The following is a part of a theorem of Folland's book:
Let $X$ be a compact space, $B(X)$ the space of bounded Borel measurable functions on $X$, and $C(X)$ the space of continuous function on $X$.
Suppose for $f\in C(X)$, $T_f$ is the inverse Gelfand transform of $f$ in the commutative C*-subalgebra $A$ of $B(H)$.
For $\xi,\eta\in H$, define the map $\phi_{\xi,\eta}: C(X)\to \Bbb C$ such that $\phi_(\xi,\eta)(f) = \langle T_f\xi,\eta\rangle$. Also there is a unique Boreal measure $\mu_{\xi,\eta}\in M(X)$ such that $\langle T_f \xi , \eta \rangle = \int f d\mu_{\xi,\eta} $.
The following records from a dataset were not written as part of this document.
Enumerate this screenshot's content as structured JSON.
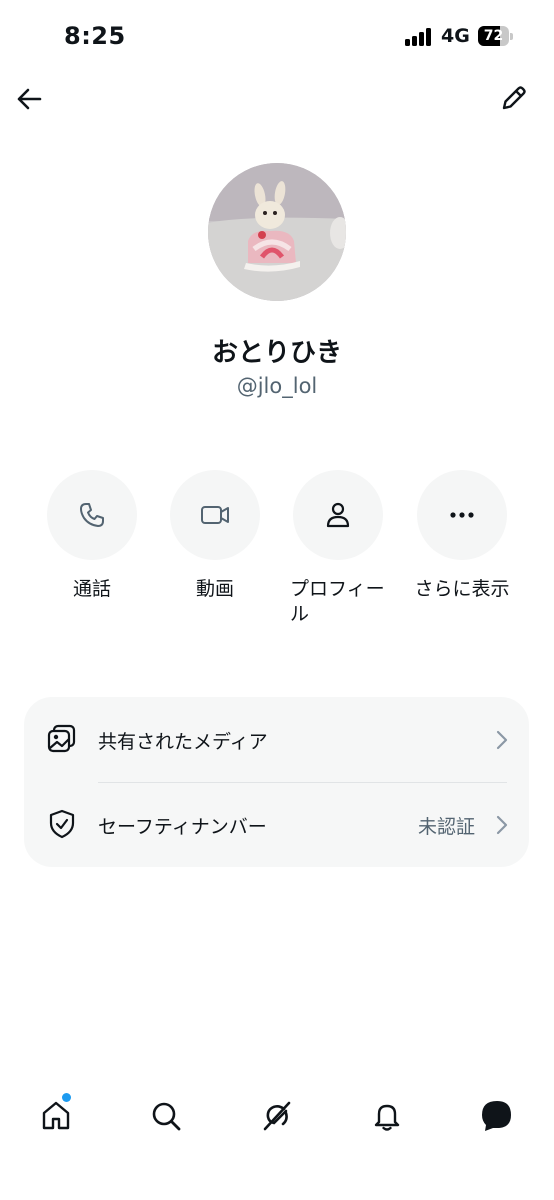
{
  "status_bar": {
    "time": "8:25",
    "network": "4G",
    "battery": "72",
    "battery_level": 0.72
  },
  "header": {
    "back_icon": "arrow-left-icon",
    "edit_icon": "pencil-icon"
  },
  "profile": {
    "display_name": "おとりひき",
    "handle": "@jlo_lol"
  },
  "actions": [
    {
      "label": "通話",
      "icon": "phone-icon"
    },
    {
      "label": "動画",
      "icon": "video-camera-icon"
    },
    {
      "label": "プロフィール",
      "icon": "person-icon"
    },
    {
      "label": "さらに表示",
      "icon": "more-dots-icon"
    }
  ],
  "settings": {
    "shared_media": {
      "label": "共有されたメディア",
      "icon": "media-gallery-icon"
    },
    "safety_number": {
      "label": "セーフティナンバー",
      "status": "未認証",
      "icon": "shield-check-icon"
    }
  },
  "tab_bar": {
    "items": [
      "home-icon",
      "search-icon",
      "grok-icon",
      "notifications-bell-icon",
      "messages-icon"
    ],
    "accent": "#1d9bf0"
  }
}
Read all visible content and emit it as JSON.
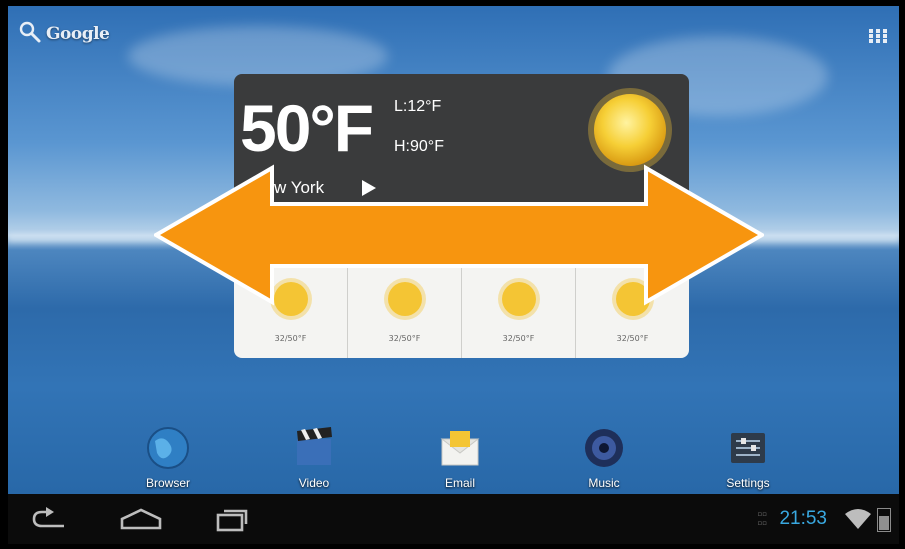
{
  "search": {
    "label": "Google"
  },
  "weather": {
    "temperature": "50°F",
    "low": "L:12°F",
    "high": "H:90°F",
    "city": "w York",
    "forecast": [
      {
        "temp": "32/50°F"
      },
      {
        "temp": "32/50°F"
      },
      {
        "temp": "32/50°F"
      },
      {
        "temp": "32/50°F"
      }
    ]
  },
  "dock": {
    "items": [
      {
        "label": "Browser",
        "icon": "globe-icon"
      },
      {
        "label": "Video",
        "icon": "clapperboard-icon"
      },
      {
        "label": "Email",
        "icon": "envelope-icon"
      },
      {
        "label": "Music",
        "icon": "speaker-icon"
      },
      {
        "label": "Settings",
        "icon": "settings-icon"
      }
    ]
  },
  "status": {
    "time": "21:53"
  },
  "colors": {
    "arrow": "#f7950f",
    "clock": "#39a8e0",
    "widget_dark": "#3a3b3c"
  }
}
The map $f\to T_f$ gives a representation of the algebra $C(X)$ as bounded operators on $H$. We now extend this representation to the larger algebra $B(X)$. if $f\in B(X)$, then $$|\int fd\mu_{\xi,\eta}|\leq ||f||||\xi||||\eta||$$ Hence there is a unique $T_f\in B(H)$ such that $\langle T_f\xi,\eta\rangle =\int f d\mu_{\xi,\eta}$.
But I do not know how he concludes the last line. Please help me. Thanks.